For typical static工况 analysis, I considered five common driving scenarios that electric vehicles encounter, such as braking, acceleration, turning, and climbing. These conditions impose inertial forces on the battery pack, and their loading parameters are based on gravitational acceleration (g = 9.8 m/s²). The table below summarizes the acceleration components in the X (driving direction), Y (left perpendicular to driving), and Z (upward perpendicular to driving) directions for each scenario.
| Scenario | X (g) | Y (g) | Z (g) |
|---|---|---|---|
| Emergency Braking on Bumpy Road | +5 | — | -2 |
| Start Acceleration on Bumpy Road | -3 | — | -2 |
| Left Turn on Bumpy Road | — | +3 | -2 |
| Right Turn on Bumpy Road | — | -3 | -2 |
| Climbing on Bumpy Road | -1 | — | -2 |
Simulating these工况 provided deformation and stress cloud diagrams. For emergency braking, the maximum stress of 54.841 MPa was located at the connection between the left front lifting lug and the box, with a deformation of 0.653 mm at the cover center. In start acceleration, the stress peaked at 34.853 MPa at the left rear lug, and deformation was 0.655 mm. For left and right turns, stresses were lower (0.042 MPa and 0.045 MPa, respectively), with minimal deformations around 0.0007 mm and 0.0006 mm. During climbing, the maximum stress was 0.026 MPa at the cover-box connection, and deformation was 0.0006 mm. These results demonstrate that the battery pack possesses adequate strength and stiffness to withstand typical electric vehicle operating conditions, with maximum deformations within acceptable limits, ensuring safety for China EV applications.

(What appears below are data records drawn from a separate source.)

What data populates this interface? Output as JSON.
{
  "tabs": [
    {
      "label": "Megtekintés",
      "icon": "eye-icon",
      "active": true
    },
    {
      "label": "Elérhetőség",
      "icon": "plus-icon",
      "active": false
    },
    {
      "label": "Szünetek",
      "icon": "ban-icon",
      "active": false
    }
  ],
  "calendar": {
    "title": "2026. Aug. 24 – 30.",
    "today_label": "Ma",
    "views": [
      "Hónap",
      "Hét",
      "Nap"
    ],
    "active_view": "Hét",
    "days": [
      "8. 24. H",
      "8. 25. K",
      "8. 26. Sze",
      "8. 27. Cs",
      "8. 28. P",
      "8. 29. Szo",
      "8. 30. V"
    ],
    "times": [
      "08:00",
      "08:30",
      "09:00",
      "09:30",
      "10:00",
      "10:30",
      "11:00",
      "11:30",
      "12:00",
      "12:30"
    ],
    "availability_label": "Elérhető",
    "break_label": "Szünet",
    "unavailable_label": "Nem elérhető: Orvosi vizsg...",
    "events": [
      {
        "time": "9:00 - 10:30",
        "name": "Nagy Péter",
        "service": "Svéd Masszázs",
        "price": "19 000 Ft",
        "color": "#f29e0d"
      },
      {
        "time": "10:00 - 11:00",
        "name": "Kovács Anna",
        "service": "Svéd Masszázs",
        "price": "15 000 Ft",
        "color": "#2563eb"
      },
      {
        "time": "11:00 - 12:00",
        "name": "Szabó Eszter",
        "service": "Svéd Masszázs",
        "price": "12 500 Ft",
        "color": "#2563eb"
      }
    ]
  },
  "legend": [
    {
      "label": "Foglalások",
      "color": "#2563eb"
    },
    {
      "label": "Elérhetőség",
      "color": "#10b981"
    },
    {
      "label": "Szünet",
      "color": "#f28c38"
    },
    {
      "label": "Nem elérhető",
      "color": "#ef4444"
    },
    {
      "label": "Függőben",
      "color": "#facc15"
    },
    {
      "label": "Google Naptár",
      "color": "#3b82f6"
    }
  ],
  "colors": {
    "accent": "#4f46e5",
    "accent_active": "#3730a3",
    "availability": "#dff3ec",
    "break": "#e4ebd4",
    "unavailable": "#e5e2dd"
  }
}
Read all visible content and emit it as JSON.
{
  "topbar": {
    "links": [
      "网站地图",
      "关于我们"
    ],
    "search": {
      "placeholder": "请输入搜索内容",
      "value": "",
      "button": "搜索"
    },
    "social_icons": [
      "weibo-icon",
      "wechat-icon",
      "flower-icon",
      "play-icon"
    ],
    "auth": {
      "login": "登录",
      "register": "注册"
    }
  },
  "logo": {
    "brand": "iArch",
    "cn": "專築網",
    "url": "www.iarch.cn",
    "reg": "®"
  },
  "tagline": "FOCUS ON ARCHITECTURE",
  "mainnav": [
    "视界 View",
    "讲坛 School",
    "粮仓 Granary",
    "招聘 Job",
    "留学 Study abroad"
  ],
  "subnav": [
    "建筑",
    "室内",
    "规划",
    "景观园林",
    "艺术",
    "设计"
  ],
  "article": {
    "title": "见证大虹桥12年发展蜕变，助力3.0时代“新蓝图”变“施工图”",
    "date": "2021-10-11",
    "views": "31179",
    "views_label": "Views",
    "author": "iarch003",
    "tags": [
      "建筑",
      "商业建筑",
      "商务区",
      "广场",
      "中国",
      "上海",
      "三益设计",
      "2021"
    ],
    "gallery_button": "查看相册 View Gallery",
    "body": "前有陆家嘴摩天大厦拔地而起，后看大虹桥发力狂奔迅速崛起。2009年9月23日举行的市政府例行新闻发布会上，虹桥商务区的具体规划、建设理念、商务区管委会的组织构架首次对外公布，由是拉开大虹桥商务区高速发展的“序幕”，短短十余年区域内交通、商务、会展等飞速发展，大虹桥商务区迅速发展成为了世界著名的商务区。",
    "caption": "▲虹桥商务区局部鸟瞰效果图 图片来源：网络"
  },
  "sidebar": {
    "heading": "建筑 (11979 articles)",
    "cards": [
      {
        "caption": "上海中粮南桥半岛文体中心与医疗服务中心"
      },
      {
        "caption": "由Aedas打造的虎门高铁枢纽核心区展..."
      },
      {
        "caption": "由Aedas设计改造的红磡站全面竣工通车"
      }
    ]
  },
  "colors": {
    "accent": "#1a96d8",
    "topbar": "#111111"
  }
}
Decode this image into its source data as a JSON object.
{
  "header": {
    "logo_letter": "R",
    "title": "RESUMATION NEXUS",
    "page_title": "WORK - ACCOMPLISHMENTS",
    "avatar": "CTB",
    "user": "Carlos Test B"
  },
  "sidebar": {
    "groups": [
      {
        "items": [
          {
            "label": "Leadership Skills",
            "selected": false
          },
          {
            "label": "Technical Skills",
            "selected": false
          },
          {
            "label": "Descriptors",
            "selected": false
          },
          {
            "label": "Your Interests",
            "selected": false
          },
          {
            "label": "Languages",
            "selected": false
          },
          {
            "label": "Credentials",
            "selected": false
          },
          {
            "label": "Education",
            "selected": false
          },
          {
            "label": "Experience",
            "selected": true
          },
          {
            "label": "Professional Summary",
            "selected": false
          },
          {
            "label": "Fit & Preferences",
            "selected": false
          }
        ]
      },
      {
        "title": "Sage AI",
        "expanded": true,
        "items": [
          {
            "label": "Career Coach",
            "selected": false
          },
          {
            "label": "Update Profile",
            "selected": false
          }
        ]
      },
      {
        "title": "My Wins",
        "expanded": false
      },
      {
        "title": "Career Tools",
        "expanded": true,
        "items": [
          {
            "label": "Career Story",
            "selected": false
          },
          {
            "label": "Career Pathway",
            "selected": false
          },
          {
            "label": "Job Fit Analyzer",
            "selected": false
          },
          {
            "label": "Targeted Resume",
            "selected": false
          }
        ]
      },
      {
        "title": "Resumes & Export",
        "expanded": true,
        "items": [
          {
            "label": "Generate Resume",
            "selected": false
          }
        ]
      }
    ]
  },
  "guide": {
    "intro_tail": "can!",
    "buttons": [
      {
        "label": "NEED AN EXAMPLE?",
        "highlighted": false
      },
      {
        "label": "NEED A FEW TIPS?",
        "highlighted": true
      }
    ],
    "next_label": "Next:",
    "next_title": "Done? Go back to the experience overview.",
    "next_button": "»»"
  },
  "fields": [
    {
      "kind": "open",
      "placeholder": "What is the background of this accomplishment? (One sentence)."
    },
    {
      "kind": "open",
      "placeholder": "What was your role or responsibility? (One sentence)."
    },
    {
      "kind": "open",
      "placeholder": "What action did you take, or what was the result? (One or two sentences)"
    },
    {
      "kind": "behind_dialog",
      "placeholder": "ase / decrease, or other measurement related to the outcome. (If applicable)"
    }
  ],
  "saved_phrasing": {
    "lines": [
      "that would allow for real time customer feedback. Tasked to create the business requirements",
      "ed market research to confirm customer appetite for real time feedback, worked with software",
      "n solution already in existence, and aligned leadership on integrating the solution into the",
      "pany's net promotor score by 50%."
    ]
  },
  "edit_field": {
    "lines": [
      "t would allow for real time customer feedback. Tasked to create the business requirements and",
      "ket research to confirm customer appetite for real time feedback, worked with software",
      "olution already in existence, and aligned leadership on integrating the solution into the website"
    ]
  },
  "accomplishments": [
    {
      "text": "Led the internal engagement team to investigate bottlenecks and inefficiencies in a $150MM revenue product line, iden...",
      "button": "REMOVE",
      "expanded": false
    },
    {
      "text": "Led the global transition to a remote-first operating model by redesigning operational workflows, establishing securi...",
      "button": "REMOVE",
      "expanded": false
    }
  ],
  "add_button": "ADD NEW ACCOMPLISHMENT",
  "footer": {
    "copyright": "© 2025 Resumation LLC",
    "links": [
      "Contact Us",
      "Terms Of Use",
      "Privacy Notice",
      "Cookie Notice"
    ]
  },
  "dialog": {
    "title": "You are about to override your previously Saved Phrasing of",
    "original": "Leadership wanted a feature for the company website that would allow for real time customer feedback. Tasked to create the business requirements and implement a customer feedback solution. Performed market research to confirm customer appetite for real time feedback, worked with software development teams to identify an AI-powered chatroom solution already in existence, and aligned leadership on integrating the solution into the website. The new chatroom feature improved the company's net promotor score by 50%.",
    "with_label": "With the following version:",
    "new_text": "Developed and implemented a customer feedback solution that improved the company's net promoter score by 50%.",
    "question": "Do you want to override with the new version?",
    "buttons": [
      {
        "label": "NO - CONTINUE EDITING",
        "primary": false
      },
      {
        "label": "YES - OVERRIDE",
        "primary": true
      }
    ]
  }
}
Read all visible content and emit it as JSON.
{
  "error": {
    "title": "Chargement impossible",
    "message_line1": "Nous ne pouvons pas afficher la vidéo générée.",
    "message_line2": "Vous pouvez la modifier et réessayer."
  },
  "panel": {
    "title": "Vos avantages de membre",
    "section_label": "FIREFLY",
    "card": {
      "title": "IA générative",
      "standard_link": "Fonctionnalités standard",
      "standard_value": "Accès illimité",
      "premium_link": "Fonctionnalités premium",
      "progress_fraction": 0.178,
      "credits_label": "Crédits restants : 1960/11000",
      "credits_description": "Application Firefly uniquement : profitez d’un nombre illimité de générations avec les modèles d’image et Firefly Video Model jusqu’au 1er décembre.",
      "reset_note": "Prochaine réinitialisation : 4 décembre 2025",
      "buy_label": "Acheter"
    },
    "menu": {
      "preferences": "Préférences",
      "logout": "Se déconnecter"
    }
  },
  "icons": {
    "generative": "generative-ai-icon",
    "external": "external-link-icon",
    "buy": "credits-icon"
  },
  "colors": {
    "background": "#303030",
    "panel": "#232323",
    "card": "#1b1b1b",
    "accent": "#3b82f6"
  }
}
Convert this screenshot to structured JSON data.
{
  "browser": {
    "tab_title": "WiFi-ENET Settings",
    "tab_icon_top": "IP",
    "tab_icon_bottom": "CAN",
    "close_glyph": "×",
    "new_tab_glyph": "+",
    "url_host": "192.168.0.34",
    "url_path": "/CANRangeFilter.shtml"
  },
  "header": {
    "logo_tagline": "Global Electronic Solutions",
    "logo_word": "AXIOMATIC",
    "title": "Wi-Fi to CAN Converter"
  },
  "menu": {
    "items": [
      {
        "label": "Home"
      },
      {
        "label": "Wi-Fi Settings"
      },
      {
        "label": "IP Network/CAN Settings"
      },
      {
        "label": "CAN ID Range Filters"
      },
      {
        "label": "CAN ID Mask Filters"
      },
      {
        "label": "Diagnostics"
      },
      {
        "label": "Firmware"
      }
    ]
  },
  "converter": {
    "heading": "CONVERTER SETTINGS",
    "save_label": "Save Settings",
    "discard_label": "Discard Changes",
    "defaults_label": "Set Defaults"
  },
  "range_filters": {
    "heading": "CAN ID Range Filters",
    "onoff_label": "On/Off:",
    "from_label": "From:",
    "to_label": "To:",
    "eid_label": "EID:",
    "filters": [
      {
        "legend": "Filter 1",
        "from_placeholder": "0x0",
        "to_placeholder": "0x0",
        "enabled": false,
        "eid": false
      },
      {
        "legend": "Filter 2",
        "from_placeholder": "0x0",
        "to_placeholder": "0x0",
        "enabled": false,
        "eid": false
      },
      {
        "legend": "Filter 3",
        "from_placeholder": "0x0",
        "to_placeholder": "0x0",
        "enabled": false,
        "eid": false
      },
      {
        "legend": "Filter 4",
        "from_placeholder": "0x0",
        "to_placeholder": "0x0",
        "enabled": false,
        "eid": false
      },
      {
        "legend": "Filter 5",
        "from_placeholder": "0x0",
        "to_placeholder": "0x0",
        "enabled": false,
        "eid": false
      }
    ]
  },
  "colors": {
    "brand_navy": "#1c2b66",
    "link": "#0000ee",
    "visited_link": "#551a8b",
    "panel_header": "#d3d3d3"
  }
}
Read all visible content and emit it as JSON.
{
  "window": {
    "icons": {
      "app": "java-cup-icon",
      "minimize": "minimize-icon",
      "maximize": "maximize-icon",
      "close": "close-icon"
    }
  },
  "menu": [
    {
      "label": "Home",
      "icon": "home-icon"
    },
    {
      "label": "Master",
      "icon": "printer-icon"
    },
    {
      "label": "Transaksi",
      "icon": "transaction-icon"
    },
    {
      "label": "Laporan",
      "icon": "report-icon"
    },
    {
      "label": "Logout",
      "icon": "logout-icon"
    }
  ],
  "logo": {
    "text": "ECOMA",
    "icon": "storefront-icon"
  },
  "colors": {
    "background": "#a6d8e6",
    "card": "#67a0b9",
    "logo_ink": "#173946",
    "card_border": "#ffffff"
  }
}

In conclusion, based on finite element theory and geometric parameters, I optimized the battery pack model through proper meshing and boundary conditions. The static strength analysis and typical scenario simulations validated the structural feasibility and safety, with maximum equivalent stresses and yield strengths well below material limits. However, the cover plate’s stiffness requires enhancement to reduce deformation. This study offers valuable insights for further structural optimization of electric vehicle battery packs, supporting the advancement of China EV technology and contributing to the global shift toward sustainable transportation.